Los neo nacionalistas quieren darle a la regularización un rol de panacea, con lo cual desfiguran los hechos, pues en rigor si no se cumple con la ley, si no se asegura una política migratoria eficaz en el control de la migración, cualquier plan regularizador del estatus irregular de inmigrantes está condenado al fracaso.
La prueba de esta inconsistencia es la propia sentencia del TC. Hubo que esperarse a que transcurriera casi una década (2004-2013) para que del sistema de justicia emanara una decisión que obligara al Poder Ejecutivo a cumplir simplemente un mandato transitorio (la regularización) que en el texto de la ley 285-04 otorgaba 90 días al Consejo Nacional de Migración para preparar y entregar al Poder Ejecutivo el plan de regularización.

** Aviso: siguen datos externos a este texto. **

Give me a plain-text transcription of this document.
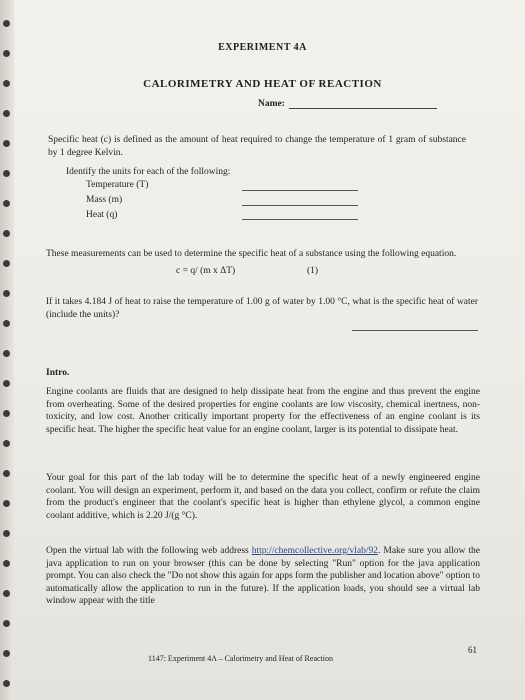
EXPERIMENT 4A
CALORIMETRY AND HEAT OF REACTION
Name:
Specific heat (c) is defined as the amount of heat required to change the temperature of 1 gram of substance by 1 degree Kelvin.
Identify the units for each of the following:
Temperature (T)
Mass (m)
Heat (q)
These measurements can be used to determine the specific heat of a substance using the following equation.
c = q/ (m x ΔT)	(1)
If it takes 4.184 J of heat to raise the temperature of 1.00 g of water by 1.00 °C, what is the specific heat of water (include the units)?
Intro.
Engine coolants are fluids that are designed to help dissipate heat from the engine and thus prevent the engine from overheating. Some of the desired properties for engine coolants are low viscosity, chemical inertness, non-toxicity, and low cost. Another critically important property for the effectiveness of an engine coolant is its specific heat. The higher the specific heat value for an engine coolant, larger is its potential to dissipate heat.
Your goal for this part of the lab today will be to determine the specific heat of a newly engineered engine coolant. You will design an experiment, perform it, and based on the data you collect, confirm or refute the claim from the product's engineer that the coolant's specific heat is higher than ethylene glycol, a common engine coolant additive, which is 2.20 J/(g °C).
Open the virtual lab with the following web address http://chemcollective.org/vlab/92. Make sure you allow the java application to run on your browser (this can be done by selecting "Run" option for the java application prompt. You can also check the "Do not show this again for apps form the publisher and location above" option to automatically allow the application to run in the future). If the application loads, you should see a virtual lab window appear with the title
61
1147: Experiment 4A – Calorimetry and Heat of Reaction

Si esto se hubiera hecho como mandaba la ley nos hubiéramos evitado la infausta decisión del TC. Y aún así el Estado dominicano lo hizo mal: confundió el tema de la regularización migratoria con la necesidad de ordenamiento, control y regulación de los inmigrantes y metió en el mismo saco del fenómeno inmigratorio el tema de los derechos de nacionalidad de los descendientes de inmigrantes irregulares, lo que terminó generando una flagrante violación de derechos fundamentales, entre otros el de nacionalidad, a miles de personas nacidas en el país descendientes de padres que han vivido por décadas en condiciones irregulares.
Creerse, pues, que al hacer todo esto se resuelven los problemas de la inmigración en el país no es sólo un delirio, un atropello, sino también un acto torpe que revela la ignorancia de las complejidades del problema que representa la simple incapacidad estatal de controlar la inmigración, comenzando por su vocación de incumplimiento de su propia normativa jurídica, entre otras el propio plan transitorio de regularización migratoria.